Acabó la reunión con la fragancia de las flores que nos dijimos Del Río y yo. Todavía con el olor a magnolia en mi nariz —aroma que según dicen es el más parecido al del espíritu— salí de la casa asido del documento que contenía la información que habría de ayudarme a recoger para atar varias de las hebras sueltas: Lee y Guaraguao las más gruesas, sucias y preocupantes.
Me sorprendió encontrar a mi ayudantía en plena plática callejera con Rigoberto Cuautle Rojo, el motociclista que me había escoltado la ocasión anterior en que salí de la casa del Arzobispo solo, sin guaruras.
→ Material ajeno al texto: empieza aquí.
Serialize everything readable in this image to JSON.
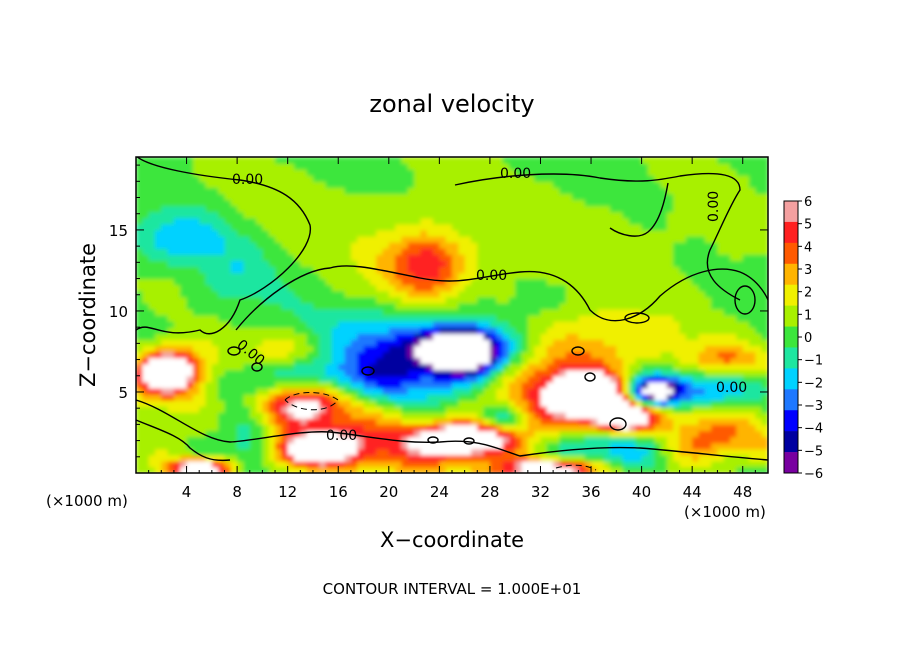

Como tenía que validar lo que acababa de decir a los sacerdotes y a su jefe sobre la tesis jesuita de gobernar con todo el amor, modestia y caridad posibles, me vi obligado a preguntar con la expresión facial de algún cura iluminado clavada en el rostro:
— ¿Y tú qué haces aquí, hermano?
—Pasaba cuando vi al jefe Ramos y me paré para saludarlo, por si algo se ofrecía, señor Gobernador —respondió tranquilo pero sorprendido por lo de “hermano”—. Y además para agradecer a Usted lo que hizo por mí y mi familia. Por eso todos los días le pido a Dios por su bienestar; que me lo cuide.
“El nombre de Dios brota por todos lados”, pensé. Sin perder el talante pastoral que me había contagiado Froylán, respondí al uniformado:
—Está bien, Cuautle. Síguele chambeando para que tu economía no sufra mengua.
— ¿No sufra qué?
—Déjalo así. Anda ve y cumple con tu deber o la recolecta del día se mermará —dije comprensivo y sabedor de que ese tipo de trabajo es la parte de la corrupción menos criticada porque se la considera como uno de los males menores y por ende tolerables. El oficial hizo el saludo militar y me agradeció con una enorme sonrisa que llenó su cara de dientes, alguno de éstos con un pequeño brillante incrustado cuyo destello reveló que bien administradas, igual que las limosnas, las mordidas podían mejorar la economía familiar. Por la alegría que demostró debe haber supuesto que yo le había concedido la patente para extorsionar a todo aquel que se dejara. Me hizo sentir como el descubridor de una variable de la piedra filosofal blanca, la que convierte en plata pura la cosecha proveniente de la corrupción institucionalizada.